SF STATE STUDY RECOMMENDS WAYS NEW REVENUE COULD FUND COMMUNITY PROGRAMS

Local governments in California are about to be flush with cash from a potentially lucrative source: pot sales. They will also be faced with how to best use that money.

State voters last year approved Proposition 64, which will decriminalize recreational use, establish a state system for taxing marijuana businesses and allow for local regulation and taxation of pot sales.

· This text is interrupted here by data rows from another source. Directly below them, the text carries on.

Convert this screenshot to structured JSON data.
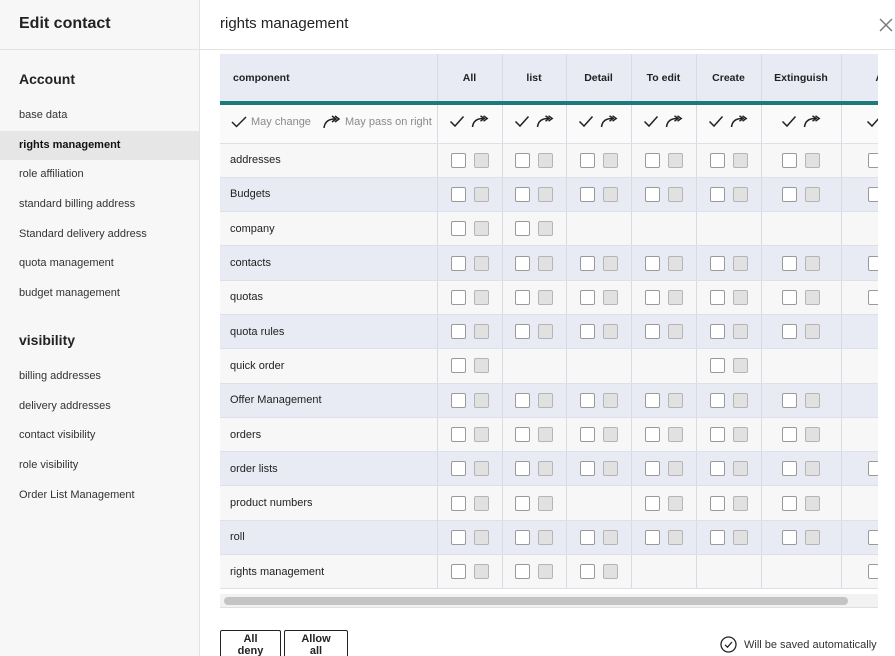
{
  "sidebar": {
    "title": "Edit contact",
    "sections": [
      {
        "title": "Account",
        "items": [
          {
            "label": "base data",
            "active": false
          },
          {
            "label": "rights management",
            "active": true
          },
          {
            "label": "role affiliation",
            "active": false
          },
          {
            "label": "standard billing address",
            "active": false
          },
          {
            "label": "Standard delivery address",
            "active": false
          },
          {
            "label": "quota management",
            "active": false
          },
          {
            "label": "budget management",
            "active": false
          }
        ]
      },
      {
        "title": "visibility",
        "items": [
          {
            "label": "billing addresses",
            "active": false
          },
          {
            "label": "delivery addresses",
            "active": false
          },
          {
            "label": "contact visibility",
            "active": false
          },
          {
            "label": "role visibility",
            "active": false
          },
          {
            "label": "Order List Management",
            "active": false
          }
        ]
      }
    ]
  },
  "header": {
    "title": "rights management",
    "close_icon": "close-icon"
  },
  "grid": {
    "component_header": "component",
    "columns": [
      "All",
      "list",
      "Detail",
      "To edit",
      "Create",
      "Extinguish",
      "Assi"
    ],
    "legend": {
      "may_change": "May change",
      "may_pass": "May pass on right"
    },
    "rows": [
      {
        "label": "addresses",
        "cells": [
          1,
          1,
          1,
          1,
          1,
          1,
          1
        ]
      },
      {
        "label": "Budgets",
        "cells": [
          1,
          1,
          1,
          1,
          1,
          1,
          1
        ]
      },
      {
        "label": "company",
        "cells": [
          1,
          1,
          0,
          0,
          0,
          0,
          0
        ]
      },
      {
        "label": "contacts",
        "cells": [
          1,
          1,
          1,
          1,
          1,
          1,
          1
        ]
      },
      {
        "label": "quotas",
        "cells": [
          1,
          1,
          1,
          1,
          1,
          1,
          1
        ]
      },
      {
        "label": "quota rules",
        "cells": [
          1,
          1,
          1,
          1,
          1,
          1,
          0
        ]
      },
      {
        "label": "quick order",
        "cells": [
          1,
          0,
          0,
          0,
          1,
          0,
          0
        ]
      },
      {
        "label": "Offer Management",
        "cells": [
          1,
          1,
          1,
          1,
          1,
          1,
          0
        ]
      },
      {
        "label": "orders",
        "cells": [
          1,
          1,
          1,
          1,
          1,
          1,
          0
        ]
      },
      {
        "label": "order lists",
        "cells": [
          1,
          1,
          1,
          1,
          1,
          1,
          1
        ]
      },
      {
        "label": "product numbers",
        "cells": [
          1,
          1,
          0,
          1,
          1,
          1,
          0
        ]
      },
      {
        "label": "roll",
        "cells": [
          1,
          1,
          1,
          1,
          1,
          1,
          1
        ]
      },
      {
        "label": "rights management",
        "cells": [
          1,
          1,
          1,
          0,
          0,
          0,
          1
        ]
      }
    ]
  },
  "footer": {
    "deny_all": "All deny",
    "allow_all": "Allow all",
    "autosave": "Will be saved automatically"
  },
  "colors": {
    "accent": "#1d7a7a",
    "header_bg": "#e8ebf3"
  }
}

It’s expected to provide hundreds of millions of dollars of new tax revenue to cities and counties throughout the state.

“Every local government is looking at this as a potential funding stream,” said Sheldon Gen, an associate professor at San Francisco State University’s School of Public Affairs and Civic Engagement. “This is such a rare opportunity to have a new source of revenue.”

Four of Gen’s students spent the spring semester looking at how cities and counties responded to the influx of revenue after medical marijuana was legalized in the state in 1996. Jordan Harrison, Kevin Miller, Adam Patterson and Evan Xu ― all of whom are in the Master of Public Administration Program ― read through news articles, regulations, budgets, legislation, information from other states and minutes of local policymaking bodies.